Mese: settembre 2014

Dimentico tutti/o

Fra i molti pensieri che si accavallano nella mente vorrei scartare quelli negativissimi, che in questo periodo connotano la mia vita di un pessimismo inconsueto.

Mi concentro sulle mie dimenticanze, forse conseguenza dei pensieri negativi o forse semplicemente l’età e la scarsa attenzione. Dimentico tutto: password, nomi di persone, cose, parole nel loro significato, appuntamenti, cose da fare. Semplicemente ca…..ggio. In effetti perdo anche le agendine su cui trascrivo amorosamente password, raccontini, appuntamenti e altro. Così  sono in una costante  caccia al tesoro. Perché le agendine si muovono da una borsa all’altra, da un cassetto all’altro. Camminano e mi sfuggono. Una volta che le  ho acchiappate emergono delle cose assurde che ho scritto, pensato o appuntato qua e là. Non sono più io.

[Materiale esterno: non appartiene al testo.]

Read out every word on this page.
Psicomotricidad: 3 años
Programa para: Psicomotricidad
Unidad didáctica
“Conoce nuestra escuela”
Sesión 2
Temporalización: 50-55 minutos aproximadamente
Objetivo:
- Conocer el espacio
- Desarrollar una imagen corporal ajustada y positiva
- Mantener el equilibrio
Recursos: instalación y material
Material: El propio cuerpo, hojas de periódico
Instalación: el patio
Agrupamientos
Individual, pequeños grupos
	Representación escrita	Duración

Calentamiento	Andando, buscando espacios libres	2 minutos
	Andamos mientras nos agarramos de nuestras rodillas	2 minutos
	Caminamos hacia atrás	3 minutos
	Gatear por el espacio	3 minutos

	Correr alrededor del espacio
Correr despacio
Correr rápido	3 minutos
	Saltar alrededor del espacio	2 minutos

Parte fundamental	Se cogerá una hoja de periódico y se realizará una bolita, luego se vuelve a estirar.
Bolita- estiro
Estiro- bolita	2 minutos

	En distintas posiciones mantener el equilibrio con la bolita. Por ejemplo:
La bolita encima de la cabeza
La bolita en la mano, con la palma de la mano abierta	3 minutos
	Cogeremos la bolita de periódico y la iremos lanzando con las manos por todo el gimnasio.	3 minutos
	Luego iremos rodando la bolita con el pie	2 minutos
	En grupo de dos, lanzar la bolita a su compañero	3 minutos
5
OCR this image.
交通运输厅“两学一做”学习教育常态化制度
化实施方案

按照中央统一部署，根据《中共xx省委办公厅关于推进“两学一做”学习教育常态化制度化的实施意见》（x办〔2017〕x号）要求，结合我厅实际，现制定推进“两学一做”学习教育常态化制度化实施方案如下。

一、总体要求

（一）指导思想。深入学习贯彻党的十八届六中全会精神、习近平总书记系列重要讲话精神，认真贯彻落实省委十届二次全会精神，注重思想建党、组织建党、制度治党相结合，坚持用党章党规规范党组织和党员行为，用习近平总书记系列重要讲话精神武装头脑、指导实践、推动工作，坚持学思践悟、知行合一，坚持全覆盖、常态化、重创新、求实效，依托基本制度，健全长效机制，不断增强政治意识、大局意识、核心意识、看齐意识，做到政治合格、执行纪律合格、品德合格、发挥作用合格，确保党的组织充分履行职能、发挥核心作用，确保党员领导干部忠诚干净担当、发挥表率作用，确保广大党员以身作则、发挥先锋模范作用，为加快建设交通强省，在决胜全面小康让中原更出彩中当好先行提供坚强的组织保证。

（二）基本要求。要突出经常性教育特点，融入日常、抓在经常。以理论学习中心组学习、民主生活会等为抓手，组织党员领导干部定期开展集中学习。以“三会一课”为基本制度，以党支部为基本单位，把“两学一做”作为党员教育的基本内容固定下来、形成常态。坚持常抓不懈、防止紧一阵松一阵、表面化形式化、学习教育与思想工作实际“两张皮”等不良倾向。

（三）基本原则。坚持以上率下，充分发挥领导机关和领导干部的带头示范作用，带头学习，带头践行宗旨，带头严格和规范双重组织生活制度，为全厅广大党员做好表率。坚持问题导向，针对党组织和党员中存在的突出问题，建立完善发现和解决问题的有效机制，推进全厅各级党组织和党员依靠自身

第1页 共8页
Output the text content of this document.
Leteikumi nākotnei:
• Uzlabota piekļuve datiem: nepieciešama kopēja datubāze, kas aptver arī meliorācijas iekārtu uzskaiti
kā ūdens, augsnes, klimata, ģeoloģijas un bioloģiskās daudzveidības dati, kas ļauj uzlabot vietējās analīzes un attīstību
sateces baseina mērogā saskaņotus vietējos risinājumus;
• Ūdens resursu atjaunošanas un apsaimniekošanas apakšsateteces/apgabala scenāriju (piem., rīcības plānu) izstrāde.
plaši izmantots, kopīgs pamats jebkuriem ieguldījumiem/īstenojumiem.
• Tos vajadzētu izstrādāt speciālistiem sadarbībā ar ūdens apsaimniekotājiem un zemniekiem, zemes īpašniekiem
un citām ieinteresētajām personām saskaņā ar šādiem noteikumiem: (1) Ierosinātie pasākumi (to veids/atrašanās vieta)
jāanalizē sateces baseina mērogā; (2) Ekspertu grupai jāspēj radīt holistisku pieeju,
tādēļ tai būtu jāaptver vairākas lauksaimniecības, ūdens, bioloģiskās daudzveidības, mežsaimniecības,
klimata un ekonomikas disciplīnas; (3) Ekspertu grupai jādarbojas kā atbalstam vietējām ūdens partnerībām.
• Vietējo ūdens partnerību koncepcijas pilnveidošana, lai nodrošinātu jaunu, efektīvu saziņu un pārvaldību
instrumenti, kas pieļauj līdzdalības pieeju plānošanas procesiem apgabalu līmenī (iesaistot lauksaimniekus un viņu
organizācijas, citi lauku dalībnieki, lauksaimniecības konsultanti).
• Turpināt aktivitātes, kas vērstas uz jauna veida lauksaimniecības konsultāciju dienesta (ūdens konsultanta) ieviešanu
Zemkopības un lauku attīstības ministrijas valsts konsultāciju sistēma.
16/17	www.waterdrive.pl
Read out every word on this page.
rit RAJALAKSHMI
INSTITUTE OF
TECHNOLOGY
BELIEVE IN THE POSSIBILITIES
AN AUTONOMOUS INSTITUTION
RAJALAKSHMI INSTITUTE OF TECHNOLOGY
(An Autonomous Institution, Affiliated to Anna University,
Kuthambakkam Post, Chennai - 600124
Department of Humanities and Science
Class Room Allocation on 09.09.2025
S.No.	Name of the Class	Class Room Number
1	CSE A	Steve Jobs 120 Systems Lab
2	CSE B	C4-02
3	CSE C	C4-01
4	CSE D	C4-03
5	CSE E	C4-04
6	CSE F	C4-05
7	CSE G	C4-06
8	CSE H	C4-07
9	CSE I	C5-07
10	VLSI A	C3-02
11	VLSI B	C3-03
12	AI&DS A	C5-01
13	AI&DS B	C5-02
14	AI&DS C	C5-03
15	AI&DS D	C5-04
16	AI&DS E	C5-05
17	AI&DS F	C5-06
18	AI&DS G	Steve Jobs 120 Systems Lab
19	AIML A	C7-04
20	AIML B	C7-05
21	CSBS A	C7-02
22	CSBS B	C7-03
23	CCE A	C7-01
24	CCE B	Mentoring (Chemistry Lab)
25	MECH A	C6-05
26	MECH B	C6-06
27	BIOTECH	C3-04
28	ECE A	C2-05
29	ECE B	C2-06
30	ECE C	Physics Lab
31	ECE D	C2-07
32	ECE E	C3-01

Chissà se è successo anche ad altri di perdere il consueto e doversi inventare una mente nuova. Mah! Forse sì, forse è normale dopo un trauma, una tragedia, un problema grosso. Il bello è che io mi immaginavo che nel tempo sarei diventa sempre più certa, sempre più radicata nelle mie idee, abitudini e convinzioni. Invece sta cambiando tutto il mio orizzonte. Perciò ormai non mi stupisco più di tanto se dimentico il nome della lavanda, o di una persona, o il titolo di un libro appena letto con piacere. Basta accettare tutto questo e ci si abitua a vivere  sulle sabbie mobili.

Ma non vorrei diventare una lagna, e si sappia leggo molto, ho appena terminato IL PUZZLE DI DIO, sono in attesa del prossimo libro di Elena Ferrante, ho partecipato a una piccola raccolta di scritti sul 2 agosto che mi dicono diventerà una gran bella cosa. Insomma vado avanti, ma  sempre con il paracadute aperto e controvento. Sai che fatica!

Canzone Vanoni  : La vita che mi merito

 

La via di fuga

Non c’è via di fuga, non esiste. Mai come in questo periodo mi sento  in prigione, una prigione di costrizioni, obblighi, doveri e obbedienze .

Si sa prima lavoravo in un mondo anarchico, in modo anarchico, gustando i sogni del futuro e le aspettative. Ora lavoro dentro un loculo di quattro persone tristi, annoiate, scocciate e freddolose. Le mie finestre aperte sull’aria del cortile  sono chiuse da incomprensibili ostacoli termici e atmosferici. Non si ride più. E la cosa mi mette una tristezza che ogni giorno posso quantificare in base alle risate, sempre più rare e ai pensieri positivi, sempre meno presenti. Una tristezza assurda.

Dovrei adottare la resilienza, ma ammetto di non sapere nemmeno dove sia. Un’anima creativa muore dallo sfinimento più che dalla fatica. Il grigiore del travet, adesso so di che cosa si parla e non so come si possa fare a trascorrere una vita così!  Ma potrebbe essere che oltre le apparenza ci siano persone molto alternative, vitali, contestatrici. Nel mio piccolo no.  Un mondo di donne piccole piccole, legate alla loro sopravvivenza e al loro piccolissimo spicchio di potere. La burocrazia al potere. Ma sono arrivati al potere uomini…giovani, nel pieno della vitalità e della carriera…ne vedremo delle belle!!!

Allora sorrido! E metto bollini sulla mia personale collezione di soddisfazioni!